There is no happy ending in the original. There is no adorable little piggy protagonist. No sharp-featured Devil Wears Prada-class human diva arrives in a Tesla to canoodle with Napoleon the Pig.
In fact, it’s easy to lose count of the myriad ways director Andy Serkis (Mowgli: Legend of the Jungle) deviates from Orwell’s fanciful, but straightforward, fable of barnyard animals experiencing the folly of a communist utopia – and the resulting slide into totalitarianism.
Yet, the essence of Orwell’s cautionary fable endures as Serkis’s 21st-century menagerie negotiates the major touchpoints of the original. The specter of communism may here be replaced largely by slavish pursuit of material wealth, but the end point — surrender of freedom in the name of sustaining it — remains.
Seth Rogen provides the voice (and animation inspiration) for Napoleon, a porcine despot who attains barnyard power through a skillfully calibrated sequence of humility, flattery, fear-mongering, back-stabbing, historical revision, and, finally, brute force. By the time the rest of the animals begin to catch on, Napoleon is ensconced in the farm’s old house with his piggy collaborators, lording over the rest of the critters with an iron fist.
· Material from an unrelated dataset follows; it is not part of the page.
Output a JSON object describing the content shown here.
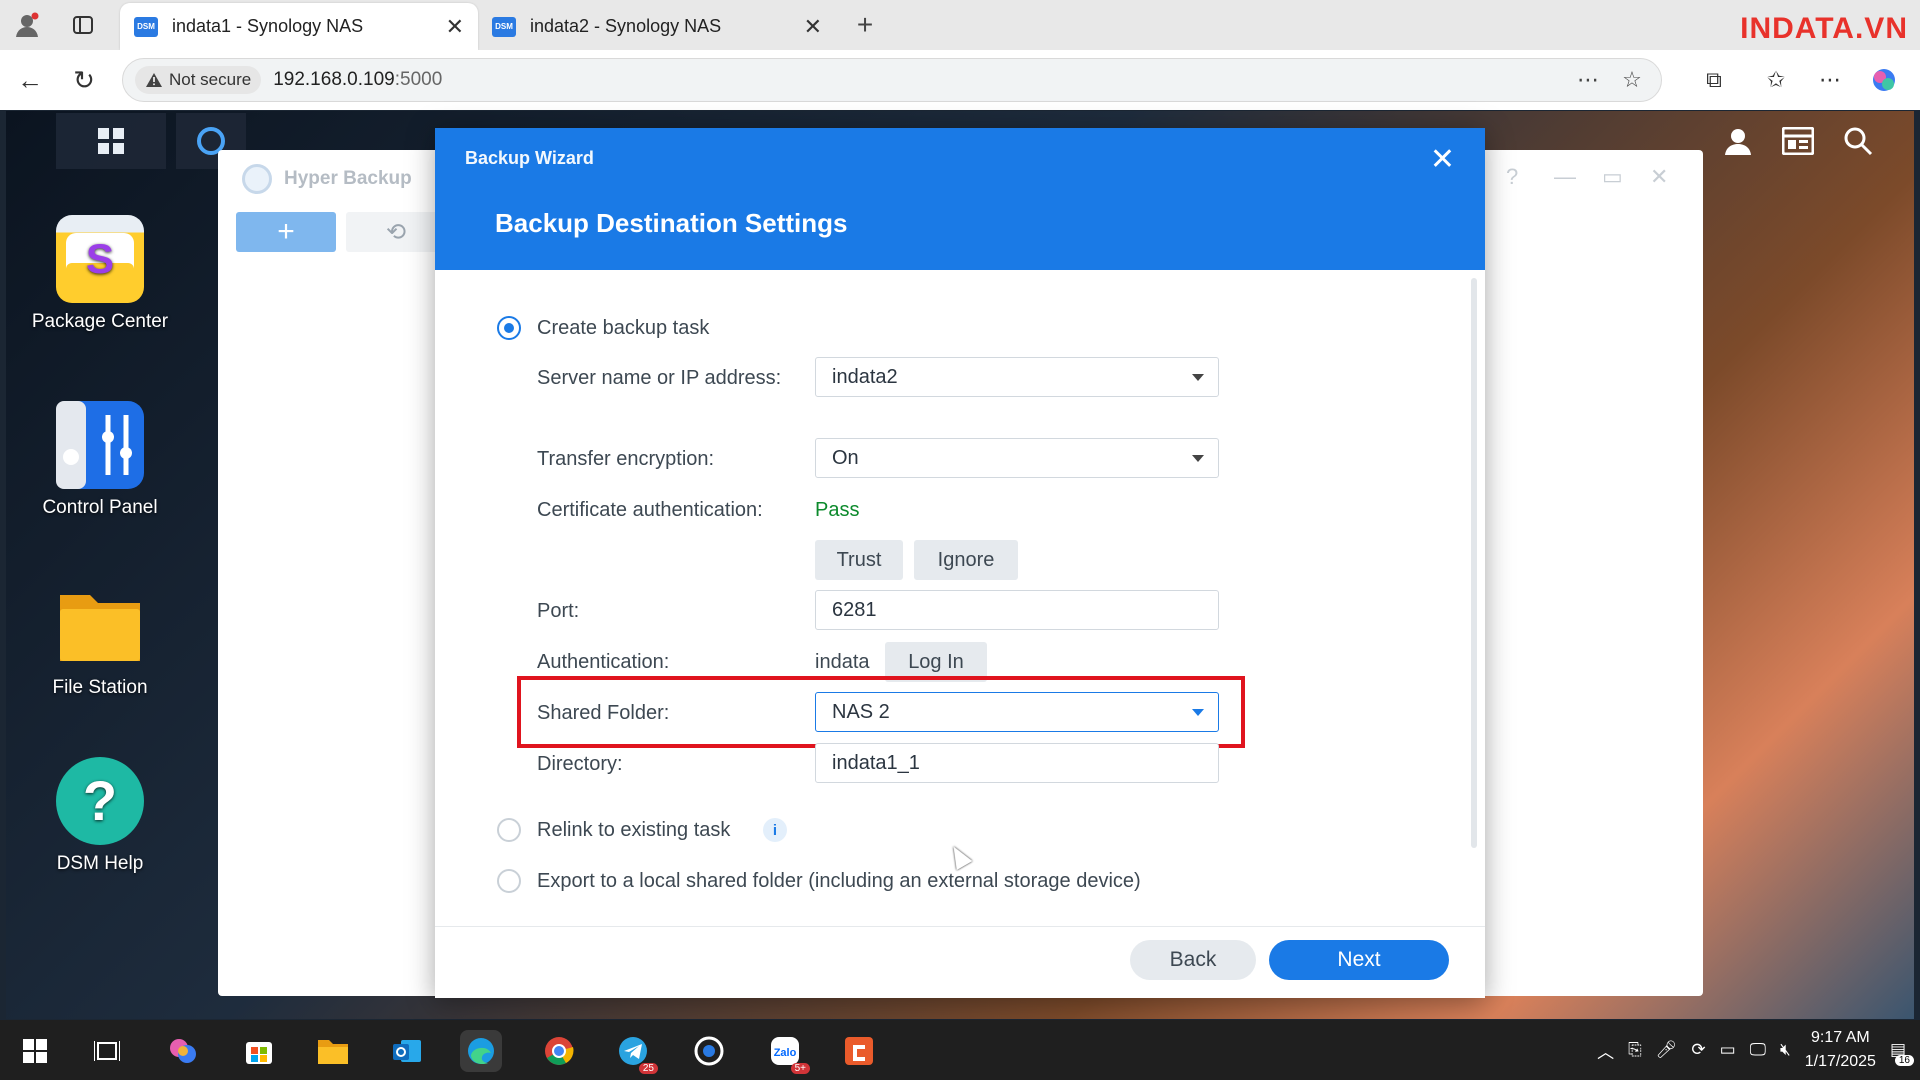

While Napoleon’s rise is chronicled by our narrator, a donkey named Benjamin (Kathleen Turner – no, really!), the story is largely told through the eyes of a piglet named Lucky (Stranger Things’ Gaten Matarazzo). Lucky views Napoleon’s rise with trepidation, but nevertheless allows himself to become corrupted by it before, at the last minute, repenting. There’s no Lucky in Orwell’s version, but from a movie standpoint the character works quite well, providing the audience with a singular point of view that the original story lacks.
Animal Farm’s animation, by the Canadian group Cinesite, convincingly portrays a bunch of barnyard denizens building a new society. The voice work is uniformly excellent, especially Rogen, alternately smooth as butter and harsh as horseradish, masterfully manipulating his minions. Woody Harrelson conjures up unexpected heartbreak for Boxer, the old horse who just wants to be put to work. And as the film’s human villain, Glenn Close fairly spits venom. Similarly excellent work is turned in by Steve Buscemi, Big Bang Theory’s Jim Parsons, Kieran Culkin, Promising Young Woman’s Laverne Cox, and The Marvels’ Iman Vellani.
The book ends with old Benjamin watching through a window as the corrupt pigs and their human co-conspirators drink to their success – and discovering to his horror he cannot tell the people from the pigs. This Animal Farm includes that chilling scene, but Serkis chooses to play the story out until the common animals have their revenge. It’s a cinch that decision will draw animus from Orwell purists – but to be fair, both the 1954 animated version (bankrolled, in part, by the CIA) and the 1999 live-action outing similarly fudged the finale.
That’s show biz, folks; Hollywood endings are a fact of life. What’s important is respect for the source material, and this Animal Farm does not step back from Orwell’s galvanizing warning: The road to liberty is littered with land mines that look like lilacs. Choose your guide carefully, or the whole enterprise could well blow up in your face.